Their first two arguments must be integer expressions.
Their last argument must be a non-null pointer to an integer.
They may evaluate their arguments zero or multiple times, so the arguments should not have side effects.
They are not necessarily constant expressions, even if all their arguments are constant expressions.

INT_ADD_OK (a, b, r) ¶: Compute the sum of a and b. If it fits into *r, store it there and yield 1. Otherwise yield 0, possibly modifying *r to an unspecified value. See above for restrictions.
INT_SUBTRACT_OK (a, b, r) ¶: Compute the difference between a and b. If it fits into *r, store it there and yield 1. Otherwise yield 0, possibly modifying *r to an unspecified value. See above for restrictions.

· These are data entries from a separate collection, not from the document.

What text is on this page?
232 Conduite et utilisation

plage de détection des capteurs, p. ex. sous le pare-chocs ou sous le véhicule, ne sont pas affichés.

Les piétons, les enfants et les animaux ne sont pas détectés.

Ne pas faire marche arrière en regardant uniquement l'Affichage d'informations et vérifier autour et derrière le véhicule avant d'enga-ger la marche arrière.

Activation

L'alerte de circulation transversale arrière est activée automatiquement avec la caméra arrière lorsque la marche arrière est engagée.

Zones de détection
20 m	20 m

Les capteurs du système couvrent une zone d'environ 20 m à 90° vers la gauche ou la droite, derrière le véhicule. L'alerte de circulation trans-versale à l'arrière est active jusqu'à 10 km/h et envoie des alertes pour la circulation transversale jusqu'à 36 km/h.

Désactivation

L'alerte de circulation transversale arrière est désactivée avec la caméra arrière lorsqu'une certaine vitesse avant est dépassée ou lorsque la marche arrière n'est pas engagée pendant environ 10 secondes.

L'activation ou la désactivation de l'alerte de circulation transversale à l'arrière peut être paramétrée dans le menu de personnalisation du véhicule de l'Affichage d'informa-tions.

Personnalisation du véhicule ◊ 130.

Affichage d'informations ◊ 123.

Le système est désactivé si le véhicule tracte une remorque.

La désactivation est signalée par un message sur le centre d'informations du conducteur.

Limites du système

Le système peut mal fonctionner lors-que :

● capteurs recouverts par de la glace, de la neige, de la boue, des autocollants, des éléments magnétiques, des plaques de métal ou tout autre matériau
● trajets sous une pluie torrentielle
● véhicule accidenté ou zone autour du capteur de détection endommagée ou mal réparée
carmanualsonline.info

INT_MULTIPLY_OK (a, b, r) ¶: Compute the product of a and b. If it fits into *r, store it there and yield 1. Otherwise yield 0, possibly modifying *r to an unspecified value. See above for restrictions.

Other macros are available if you need wrapped-around results when overflow occurs (see Wraparound Arithmetic with Integers), or if you need to check for overflow in operations other than addition, subtraction, and multiplication (see Integer Type Overflow).